Sebuah perusahaan energi terbarukan berbasis AS baru saja menandatangani kesepakatan senilai $6,2 miliar untuk membangun pembangkit listrik tenaga air besar dan pusat data AI di salah satu negara terkecil di Afrika.

Convalt Energy menandatangani Memorandum Kesepakatan dengan Kementerian Energi Lesotho pada 4 Juni, bernilai 98 miliar maloti (sekitar $6,2 miliar). Proyek ini, yang disebut Proyek Hidroelektrik Kobong dan Pusat Data AI, akan berlokasi di Distrik Mokhotlong dan merupakan investasi langsung asing terbesar yang pernah dijanjikan di Lesotho.

Apa yang sebenarnya dilibatkan dalam proyek Kobong

Pusatnya adalah fasilitas pembangkit listrik tenaga air 1.200 MW. Bagi Lesotho, yang saat ini mengimpor sebagian besar listriknya dari Afrika Selatan, kapasitas semacam itu bersifat transformasif.

Iklan

Komponen kedua adalah pusat data AI, yang akan didukung oleh output energi bersih dari pembangkit listrik tenaga air.

Negosiasi tersebut menampilkan beberapa nama terkenal. Raja Letsie III dari Lesotho memimpin diskusi di sisi negara, sementara Richard Gephardt, mantan Pemimpin Mayoritas Dewan AS dan anggota dewan saat ini Convalt Energy, mewakili perusahaan.

Convalt Energy, didirikan pada tahun 2011, memposisikan dirinya sebagai pengembang di persimpangan energi terbarukan dan infrastruktur digital.

Mengapa Lesotho, dan mengapa sekarang

Geografi Lesotho membuat hal ini kurang mengejutkan daripada yang terdengar. Negara ini berada pada ketinggian tinggi di rangkaian pegunungan Drakensberg, dengan sumber daya air yang signifikan yang secara historis diekspor ke Afrika Selatan melalui Proyek Air Lesotho Highlands.
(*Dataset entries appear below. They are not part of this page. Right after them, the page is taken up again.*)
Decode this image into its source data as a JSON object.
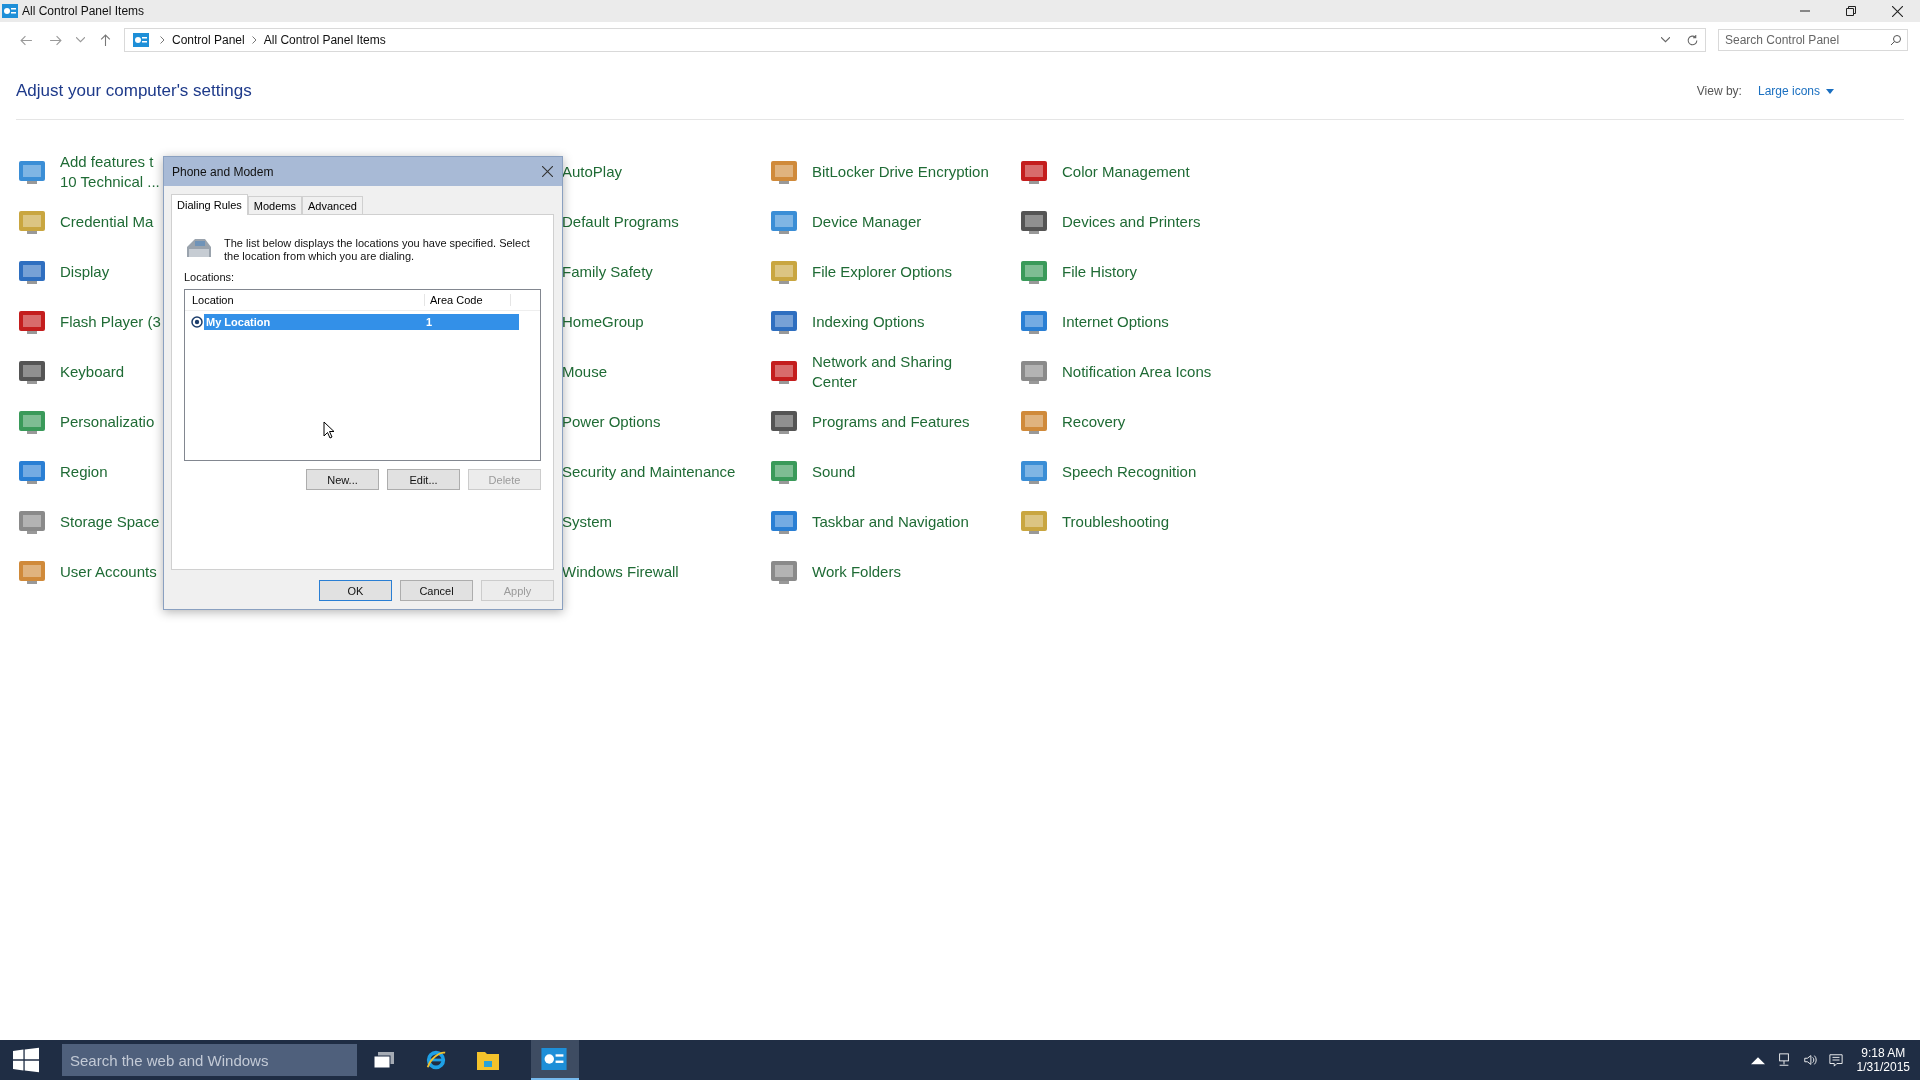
{
  "window": {
    "title": "All Control Panel Items"
  },
  "address_bar": {
    "path": [
      "Control Panel",
      "All Control Panel Items"
    ]
  },
  "search": {
    "placeholder": "Search Control Panel"
  },
  "heading": "Adjust your computer's settings",
  "view_by": {
    "label": "View by:",
    "value": "Large icons"
  },
  "columns": [
    [
      {
        "lines": [
          "Add features t",
          "10 Technical ..."
        ]
      },
      {
        "lines": [
          "Credential Ma"
        ]
      },
      {
        "lines": [
          "Display"
        ]
      },
      {
        "lines": [
          "Flash Player (3"
        ]
      },
      {
        "lines": [
          "Keyboard"
        ]
      },
      {
        "lines": [
          "Personalizatio"
        ]
      },
      {
        "lines": [
          "Region"
        ]
      },
      {
        "lines": [
          "Storage Space"
        ]
      },
      {
        "lines": [
          "User Accounts"
        ]
      }
    ],
    [
      {
        "lines": [
          "AutoPlay"
        ]
      },
      {
        "lines": [
          "Default Programs"
        ]
      },
      {
        "lines": [
          "Family Safety"
        ]
      },
      {
        "lines": [
          "HomeGroup"
        ]
      },
      {
        "lines": [
          "Mouse"
        ]
      },
      {
        "lines": [
          "Power Options"
        ]
      },
      {
        "lines": [
          "Security and Maintenance"
        ]
      },
      {
        "lines": [
          "System"
        ]
      },
      {
        "lines": [
          "Windows Firewall"
        ]
      }
    ],
    [
      {
        "lines": [
          "BitLocker Drive Encryption"
        ]
      },
      {
        "lines": [
          "Device Manager"
        ]
      },
      {
        "lines": [
          "File Explorer Options"
        ]
      },
      {
        "lines": [
          "Indexing Options"
        ]
      },
      {
        "lines": [
          "Network and Sharing",
          "Center"
        ]
      },
      {
        "lines": [
          "Programs and Features"
        ]
      },
      {
        "lines": [
          "Sound"
        ]
      },
      {
        "lines": [
          "Taskbar and Navigation"
        ]
      },
      {
        "lines": [
          "Work Folders"
        ]
      }
    ],
    [
      {
        "lines": [
          "Color Management"
        ]
      },
      {
        "lines": [
          "Devices and Printers"
        ]
      },
      {
        "lines": [
          "File History"
        ]
      },
      {
        "lines": [
          "Internet Options"
        ]
      },
      {
        "lines": [
          "Notification Area Icons"
        ]
      },
      {
        "lines": [
          "Recovery"
        ]
      },
      {
        "lines": [
          "Speech Recognition"
        ]
      },
      {
        "lines": [
          "Troubleshooting"
        ]
      }
    ]
  ],
  "dialog": {
    "title": "Phone and Modem",
    "tabs": [
      {
        "label": "Dialing Rules",
        "selected": true
      },
      {
        "label": "Modems",
        "selected": false
      },
      {
        "label": "Advanced",
        "selected": false
      }
    ],
    "description": "The list below displays the locations you have specified. Select the location from which you are dialing.",
    "list_label": "Locations:",
    "columns": [
      "Location",
      "Area Code"
    ],
    "rows": [
      {
        "location": "My Location",
        "area_code": "1",
        "selected": true
      }
    ],
    "list_buttons": [
      {
        "label": "New...",
        "disabled": false
      },
      {
        "label": "Edit...",
        "disabled": false
      },
      {
        "label": "Delete",
        "disabled": true
      }
    ],
    "buttons": [
      {
        "label": "OK",
        "disabled": false,
        "default": true
      },
      {
        "label": "Cancel",
        "disabled": false,
        "default": false
      },
      {
        "label": "Apply",
        "disabled": true,
        "default": false
      }
    ]
  },
  "taskbar": {
    "search_placeholder": "Search the web and Windows",
    "time": "9:18 AM",
    "date": "1/31/2015"
  }
}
Transaksi ini diperkirakan akan menciptakan lebih dari $2 miliar dalam peluang ekspor Amerika, yang berarti produsen AS untuk turbin, peralatan konstruksi, dan infrastruktur terkait berpotensi mendapatkan manfaat langsung.

Apa artinya ini bagi para investor

Ini dia soal Memorandum of Agreement: mereka adalah pernyataan niat, bukan kontrak konstruksi yang mengikat. Jarak antara MOA yang ditandatangani dan proyek infrastruktur senilai $6,2 miliar yang selesai sangatlah besar. Pembiayaan perlu diamankan. Penilaian lingkungan perlu dilakukan.

Lanskap kompetitif untuk infrastruktur energi Afrika semakin memanas. Perusahaan-perusahaan Tiongkok telah mendominasi investasi infrastruktur di seluruh benua selama bertahun-tahun. Proyek yang didukung AS sebesar ini, dengan mantan Pemimpin Mayoritas DPR di dewan perusahaan, menandakan upaya sengaja untuk bersaing merebut pangsa pasar tersebut. Lebih dari $2 miliar dalam ekspor Amerika yang diproyeksikan memperkuat poin ini.

Penafian: Informasi pada halaman ini mungkin telah diperoleh dari pihak ketiga dan tidak mencerminkan pandangan atau opini KuCoin. Konten ini disediakan hanya untuk tujuan informasi umum, tanpa representasi atau jaminan apa pun, dan tidak dapat ditafsirkan sebagai saran keuangan atau investasi. KuCoin tidak bertanggung jawab terhadap segala kesalahan atau kelalaian, atau hasil apa pun yang keluar dari penggunaan informasi ini. Berinvestasi di aset digital dapat berisiko. Harap mengevaluasi risiko produk dan toleransi risiko Anda secara cermat berdasarkan situasi keuangan Anda sendiri. Untuk informasi lebih lanjut, silakan lihat Ketentuan Penggunaan dan Pengungkapan Risiko.